Israel’s election a referendum on withdrawal plan

OCCUPIED JERUSALEM — One thing seems certain after Israel holds an election on Tuesday — no matter who wins, peacemaking with the Palestinians will remain on hold.

After five years of a Palestinian uprising, few Israeli Jews believe in a final peace deal and most think the time has come to hunker behind the fortified barrier Israel is building in the West Bank and wait for better days.

And since the Islamic group Hamas won the Palestinian legislative elections in January, all mainstream political parties in Israel have ruled out talks unless it radically changes its ways.

For its part Hamas, dedicated to Israel’s destruction and “armed resistance against occupation,” anyway says negotiations with the Jewish state would be a waste of time.

Israeli interim Prime Minister Ehud Olmert promises to address this stalemate through dramatic unilateral steps if his centrist Kadima Party takes the top spot in the coming vote as opinion polls predict.

He calls it “consolidation”: A plan to draw a permanent border between Israel and the West Bank by 2010 by evacuating isolated Jewish settlements while strengthening the bigger blocs that Israel has said it intends to keep in any peace treaty.

Referendum on ‘consolidation’

“Of all the candidates, I’m the only one who has placed a clear political move on the national agenda,” Olmert was quoted by the Haaretz newspaper as telling one of its political columnists, Yoel Marcus, last week.

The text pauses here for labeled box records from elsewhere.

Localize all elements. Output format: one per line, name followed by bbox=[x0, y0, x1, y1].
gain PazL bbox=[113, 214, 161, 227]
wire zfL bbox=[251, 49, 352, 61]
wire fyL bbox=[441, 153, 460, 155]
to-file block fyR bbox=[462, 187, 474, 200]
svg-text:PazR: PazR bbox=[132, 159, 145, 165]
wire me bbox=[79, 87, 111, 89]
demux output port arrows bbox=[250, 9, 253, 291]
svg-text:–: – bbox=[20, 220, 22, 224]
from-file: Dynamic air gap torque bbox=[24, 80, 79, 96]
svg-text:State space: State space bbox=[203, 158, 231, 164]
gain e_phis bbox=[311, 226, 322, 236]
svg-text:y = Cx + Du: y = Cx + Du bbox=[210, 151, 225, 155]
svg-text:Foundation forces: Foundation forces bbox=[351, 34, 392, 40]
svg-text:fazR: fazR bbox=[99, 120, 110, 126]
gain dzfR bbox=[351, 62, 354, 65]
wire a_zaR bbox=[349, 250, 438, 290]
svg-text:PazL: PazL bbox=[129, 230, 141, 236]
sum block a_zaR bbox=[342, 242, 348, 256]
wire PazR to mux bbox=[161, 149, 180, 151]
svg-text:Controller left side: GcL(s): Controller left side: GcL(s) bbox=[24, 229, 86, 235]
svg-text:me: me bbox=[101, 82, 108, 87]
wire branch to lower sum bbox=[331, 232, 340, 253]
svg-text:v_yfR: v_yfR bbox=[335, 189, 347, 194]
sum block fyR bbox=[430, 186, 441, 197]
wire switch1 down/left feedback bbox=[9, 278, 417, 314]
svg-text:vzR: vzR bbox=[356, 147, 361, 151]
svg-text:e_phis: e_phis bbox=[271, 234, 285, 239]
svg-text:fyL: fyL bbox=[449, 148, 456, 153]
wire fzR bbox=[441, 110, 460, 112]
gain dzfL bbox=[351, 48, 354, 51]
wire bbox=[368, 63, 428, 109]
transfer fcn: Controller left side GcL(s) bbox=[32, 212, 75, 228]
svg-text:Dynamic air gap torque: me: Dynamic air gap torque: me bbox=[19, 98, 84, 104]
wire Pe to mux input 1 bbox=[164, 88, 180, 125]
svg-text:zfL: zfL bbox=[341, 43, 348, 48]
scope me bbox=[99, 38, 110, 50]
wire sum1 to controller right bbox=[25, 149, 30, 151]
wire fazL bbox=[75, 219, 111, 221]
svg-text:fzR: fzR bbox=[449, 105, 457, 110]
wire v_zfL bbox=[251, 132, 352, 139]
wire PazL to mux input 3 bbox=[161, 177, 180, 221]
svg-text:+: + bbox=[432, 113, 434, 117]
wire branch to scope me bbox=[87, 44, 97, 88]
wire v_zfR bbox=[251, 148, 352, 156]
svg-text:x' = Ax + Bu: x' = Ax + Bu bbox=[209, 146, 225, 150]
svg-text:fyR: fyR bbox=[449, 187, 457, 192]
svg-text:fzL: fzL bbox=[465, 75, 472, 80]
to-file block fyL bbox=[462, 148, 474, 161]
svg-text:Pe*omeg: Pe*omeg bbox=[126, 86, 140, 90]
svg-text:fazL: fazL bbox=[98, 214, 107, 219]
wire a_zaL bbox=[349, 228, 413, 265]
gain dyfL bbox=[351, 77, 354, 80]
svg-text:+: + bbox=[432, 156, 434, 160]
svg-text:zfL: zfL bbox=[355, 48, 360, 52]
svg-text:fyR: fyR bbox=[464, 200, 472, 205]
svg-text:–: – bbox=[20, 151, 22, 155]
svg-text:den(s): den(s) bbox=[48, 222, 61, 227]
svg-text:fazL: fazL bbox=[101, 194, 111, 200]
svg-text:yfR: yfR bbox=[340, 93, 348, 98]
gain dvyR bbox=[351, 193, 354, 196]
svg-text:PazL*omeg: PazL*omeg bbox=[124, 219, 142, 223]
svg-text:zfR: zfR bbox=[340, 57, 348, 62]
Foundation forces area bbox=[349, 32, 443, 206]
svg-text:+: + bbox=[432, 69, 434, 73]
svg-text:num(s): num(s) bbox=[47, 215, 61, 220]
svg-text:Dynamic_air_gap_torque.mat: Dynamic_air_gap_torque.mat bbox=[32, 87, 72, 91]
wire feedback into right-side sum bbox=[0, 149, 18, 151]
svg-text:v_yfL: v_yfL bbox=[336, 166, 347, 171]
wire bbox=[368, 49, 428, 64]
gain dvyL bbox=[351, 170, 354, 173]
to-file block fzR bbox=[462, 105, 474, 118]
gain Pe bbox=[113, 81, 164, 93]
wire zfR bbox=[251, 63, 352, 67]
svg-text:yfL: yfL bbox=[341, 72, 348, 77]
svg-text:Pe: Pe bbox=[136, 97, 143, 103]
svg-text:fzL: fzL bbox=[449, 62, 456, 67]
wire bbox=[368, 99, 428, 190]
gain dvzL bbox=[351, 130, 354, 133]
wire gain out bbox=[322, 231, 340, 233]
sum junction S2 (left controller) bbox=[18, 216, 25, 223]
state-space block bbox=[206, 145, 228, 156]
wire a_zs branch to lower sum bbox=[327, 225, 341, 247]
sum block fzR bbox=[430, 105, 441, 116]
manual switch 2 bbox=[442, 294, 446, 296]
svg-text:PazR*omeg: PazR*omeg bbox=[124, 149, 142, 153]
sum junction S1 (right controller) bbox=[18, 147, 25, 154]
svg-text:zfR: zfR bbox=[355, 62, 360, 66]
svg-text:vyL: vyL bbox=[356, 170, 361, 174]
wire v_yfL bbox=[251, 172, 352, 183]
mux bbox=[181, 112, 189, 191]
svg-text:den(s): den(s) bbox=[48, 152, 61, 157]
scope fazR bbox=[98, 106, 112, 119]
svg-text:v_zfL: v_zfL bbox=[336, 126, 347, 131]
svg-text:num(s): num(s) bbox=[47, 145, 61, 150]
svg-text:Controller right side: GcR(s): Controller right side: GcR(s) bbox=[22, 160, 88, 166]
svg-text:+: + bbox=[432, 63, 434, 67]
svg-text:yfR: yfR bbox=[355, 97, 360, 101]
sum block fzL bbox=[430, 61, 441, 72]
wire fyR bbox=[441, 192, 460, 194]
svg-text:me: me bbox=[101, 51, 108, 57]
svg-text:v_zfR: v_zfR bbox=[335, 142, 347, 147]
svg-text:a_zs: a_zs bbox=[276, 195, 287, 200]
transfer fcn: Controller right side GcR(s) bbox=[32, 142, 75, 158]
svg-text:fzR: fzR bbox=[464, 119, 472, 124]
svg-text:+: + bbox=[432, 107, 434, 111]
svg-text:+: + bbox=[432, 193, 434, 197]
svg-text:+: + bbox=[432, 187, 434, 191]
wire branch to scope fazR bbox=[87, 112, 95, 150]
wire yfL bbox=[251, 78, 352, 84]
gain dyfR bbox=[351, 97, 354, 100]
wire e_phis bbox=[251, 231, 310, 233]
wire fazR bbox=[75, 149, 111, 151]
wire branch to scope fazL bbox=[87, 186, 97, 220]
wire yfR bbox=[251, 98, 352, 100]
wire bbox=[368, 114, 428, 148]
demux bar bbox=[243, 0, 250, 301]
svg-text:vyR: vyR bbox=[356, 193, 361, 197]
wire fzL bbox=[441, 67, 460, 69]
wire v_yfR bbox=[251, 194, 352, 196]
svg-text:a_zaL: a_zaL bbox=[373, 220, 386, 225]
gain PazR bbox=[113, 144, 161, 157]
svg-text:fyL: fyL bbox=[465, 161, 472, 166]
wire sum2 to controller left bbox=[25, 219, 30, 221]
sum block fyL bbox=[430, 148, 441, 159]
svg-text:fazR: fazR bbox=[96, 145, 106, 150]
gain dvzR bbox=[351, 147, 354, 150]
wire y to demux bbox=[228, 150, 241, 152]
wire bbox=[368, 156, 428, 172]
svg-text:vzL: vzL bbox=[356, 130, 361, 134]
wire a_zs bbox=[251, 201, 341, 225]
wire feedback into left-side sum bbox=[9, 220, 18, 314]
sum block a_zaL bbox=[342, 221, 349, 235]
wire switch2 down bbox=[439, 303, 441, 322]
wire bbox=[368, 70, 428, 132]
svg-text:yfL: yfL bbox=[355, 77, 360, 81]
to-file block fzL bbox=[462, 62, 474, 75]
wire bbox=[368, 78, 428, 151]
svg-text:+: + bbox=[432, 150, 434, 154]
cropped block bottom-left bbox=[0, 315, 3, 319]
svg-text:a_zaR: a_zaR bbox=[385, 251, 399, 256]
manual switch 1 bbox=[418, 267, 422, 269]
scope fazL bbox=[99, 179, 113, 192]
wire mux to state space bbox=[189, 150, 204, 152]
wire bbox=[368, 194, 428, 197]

“And anyone who calls [Tuesday’s election] a referendum [on the consolidation plan] is right. That’s what it is.” A quarter of the 240,000 Israeli settlers in the West Bank could be affected by the proposal, far more than the 8,500 removed from the Gaza Strip in Israel’s pullout last year.

The Palestinians, of whom there are 2.4 million in the West Bank, say the plan will not only effectively annex Israeli-occupied territory but also cut the direct routes between their population centres.

And this, they say, will put the last nail in the coffin of their hopes — backed by the United States — of establishing a viable and contiguous state in the West Bank and Gaza Strip.

Meanwhile, Israeli right-wingers, such as former prime minister Benjamin Netanyahu, whose Likud Party is running a distant third in pre-election surveys, say the proposal concedes too much to the Palestinians and rewards violence.

On the campaign stump, Netanyahu said a West Bank pullback would be “giving away something for nothing” and Likud would never be able to join a Kadima-led coalition government predicated along those lines.

Coalition

If Kadima gets the 35 or so seats that surveys predict in the 120-member parliament, Olmert will have to get to work to find governing partners.

Political analysts agree the centre-left Labour Party led by former trade union chief Amir Peretz would be the top candidate.

Opinion polls predict it will win around 21 seats, still leaving Kadima short of a parliamentary majority.

The gap could be filled by the left-wing Meretz Party and several ultra-Orthodox Jewish factions, whose main political focus has often been the securing of government funds for their religious institutions rather than territorial issues.

“With these… partners, and with the external support of part of the Arab bloc [in the Israeli parliament], Olmert could come up with a coalition base that would honour his election promises,” commentator Gideon Samet wrote in Haaretz.

Olmert, a veteran politician who took over from Ariel Sharon after the prime minister suffered a stroke on January 4 and fell into a coma, has said he is prepared to negotiate a partnership with “every Zionist and Jewish party.”

But he said any coalition must be based on his consolidation plan.

In an interview on Israel Radio on Sunday, Olmert sketched a post-election strategy in which Israel’s frontier lines would be determined through internal political debate followed by an attempt to win international support for a unilateral move.

“I have a foundation for believing that there is great openness, both in the United States and elsewhere, to listen to these points and to discuss them seriously,” he said.